Natürlich ist Humor nur begrenzt „erlernbar“, doch meistens zeigen Führungskräfte den Humor nicht, weil sie es nicht könnten, sondern weil sie glauben, dass es ihrer Rolle als Führungskraft nicht angemessen sei. Manche befürchten sogar, man würde ihnen mangelnden Ernst und fehlenden Respekt vor der Position vorwerfen, wenn sie humorvoll sind.


Doch das Gegenteil ist der Fall. Zur Rolle der Führungskraft gehört für mich immer auch Humor. Jede Art von „gesundem“Humor ist hilfreich, solange er der Situation angemessen und nicht verletzend auf Kosten anderer geht. Selbst in der Krise oder bei ernsten Themen kann Humor befreiend und spannungslösend wirken und neue Energien und Ressourcen freisetzen. Zudem festigt gemeinsames Lachen die Beziehung, bringt Menschen zusammen und schafft gemeinsame aktivierende Erlebnisse, die auch über den Moment hinaus wirken. Humor ist auch ein Zeichen von Intelligenz, von Einfühlungsvermögen, von Kreativität und von Souveränität und macht uns im besten Sinne in der Führungsbeziehung „menschlich“.


Doch es gibt auch „ungesunden“ Humor und dieser ist leider viel zu oft in Unternehmen anzutreffen. Gemeint sind Ironie, Sarkasmus und Zynismus. Diese Formen des aus meiner Sicht ungesunden „Humors“ schaden massiv dem Unternehmen und der Unternehmenskultur und sorgen auf lange Sicht für ein vergiftetes Klima zwischen den Beteiligten.


Wo feine Ironie im richtigen Moment vielleicht noch hilfreich sein kann, Punkte zu betonen, zu unterstreichen und Meinungen zu verstärken, beeinträchtigt ständige Ironie – insbesondere wenn sie als Ironie irgendwann nicht mehr erkennbar ist – massiv die Beziehungsebene und kann in der Führungsbeziehung massiv verletzend sein.

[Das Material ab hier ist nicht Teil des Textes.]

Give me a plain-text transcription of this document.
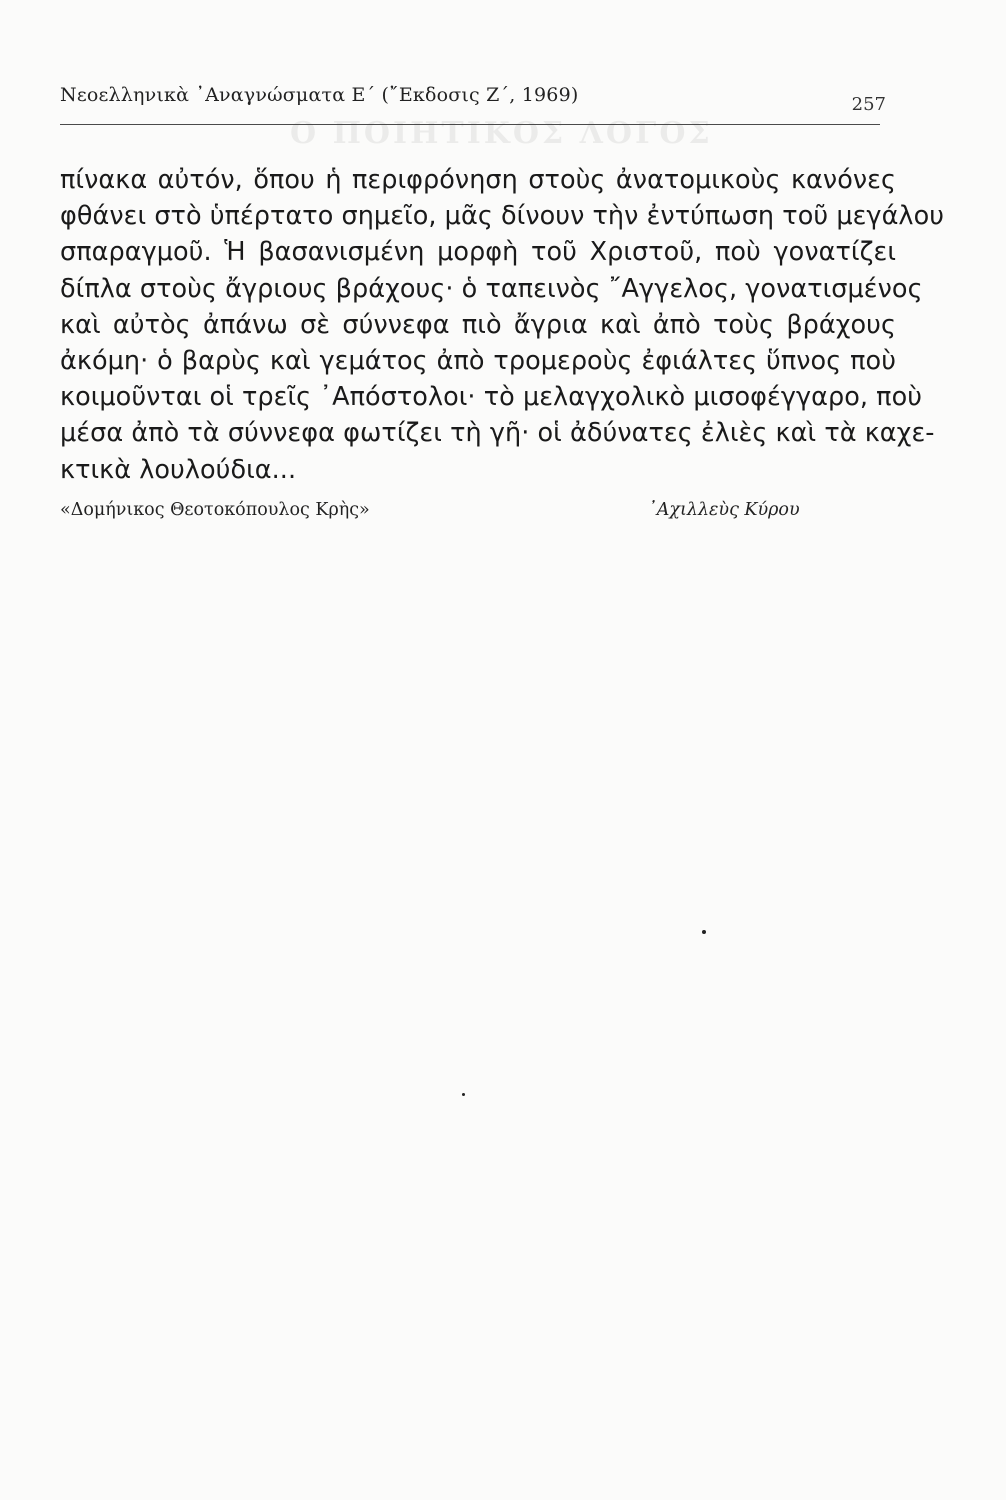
Ο ΠΟΙΗΤΙΚΟΣ ΛΟΓΟΣ
Νεοελληνικὰ ᾿Αναγνώσματα Ε΄ (῎Εκδοσις Ζ΄, 1969)	257
πίνακα αὐτόν, ὅπου ἡ περιφρόνηση στοὺς ἀνατομικοὺς κανόνες
φθάνει στὸ ὑπέρτατο σημεῖο, μᾶς δίνουν τὴν ἐντύπωση τοῦ μεγάλου
σπαραγμοῦ. Ἡ βασανισμένη μορφὴ τοῦ Χριστοῦ, ποὺ γονατίζει
δίπλα στοὺς ἄγριους βράχους· ὁ ταπεινὸς ῎Αγγελος, γονατισμένος
καὶ αὐτὸς ἀπάνω σὲ σύννεφα πιὸ ἄγρια καὶ ἀπὸ τοὺς βράχους
ἀκόμη· ὁ βαρὺς καὶ γεμάτος ἀπὸ τρομεροὺς ἐφιάλτες ὕπνος ποὺ
κοιμοῦνται οἱ τρεῖς ᾿Απόστολοι· τὸ μελαγχολικὸ μισοφέγγαρο, ποὺ
μέσα ἀπὸ τὰ σύννεφα φωτίζει τὴ γῆ· οἱ ἀδύνατες ἐλιὲς καὶ τὰ καχε-
κτικὰ λουλούδια...
«Δομήνικος Θεοτοκόπουλος Κρὴς»	᾿Αχιλλεὺς Κύρου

Noch schlimmer wird es, wenn beständig Sarkasmus oder sogar Zynismus in die Kommunikation Einzug halten. Sarkasmus und Zynismus des Chefs wirken ansteckend und werden gerne von Kollegen und Mitarbeiter kopiert. Was im ersten Moment wie kontrollierter Humor rüberkommt entpuppt sich bei ständiger Wiederholung als verdecktes Offenbaren ansonsten unterdrückter Emotionen wie Ärger oder Wut und letztendlich das Herabsetzen und Geringschätzen von anderen. Wer sich über Mitarbeiter, Chefs, Kollegen, andere Abteilungen, das eigene Unternehmen oder bestimmte Vorgänge oder Projekte beständig sarkastisch oder zynisch äußert, traut sich in Wirklichkeit nicht, seine enttäuschten Erwartungen offen zu legen sondern will sie zynisch und sarkastisch überdecken und sich damit selber schützen.


Damit sich Zynismus und Sarkasmus nicht als feste Bestandteile der Unternehmenskultur etablieren, gilt es bei auffälliger Häufung sarkastischer oder zynischer Bemerkungen nachzufragen und klares Feedback zu geben, wie wenig hilfreich dieser Sarkasmus oder Zynismus ist. Am besten zeitnah und unter 4 Augen, sollte dem Mitarbeiter, Chef oder Kollegen offenbart werden, welche Beobachtung gemacht wird und wie dieser Zynismus oder Sarkasmus auf einen wirkt – nämlich alles andere als humorvoll sondern meist nervend, herabsetzend und wenig wertschätzend. Gleichzeitig sollte ernsthaft gefragt werden, was sich dahinter verbirgt und was passieren müsste, damit derjenige auf Sarkasmus und Zynismus wieder verzichten kann.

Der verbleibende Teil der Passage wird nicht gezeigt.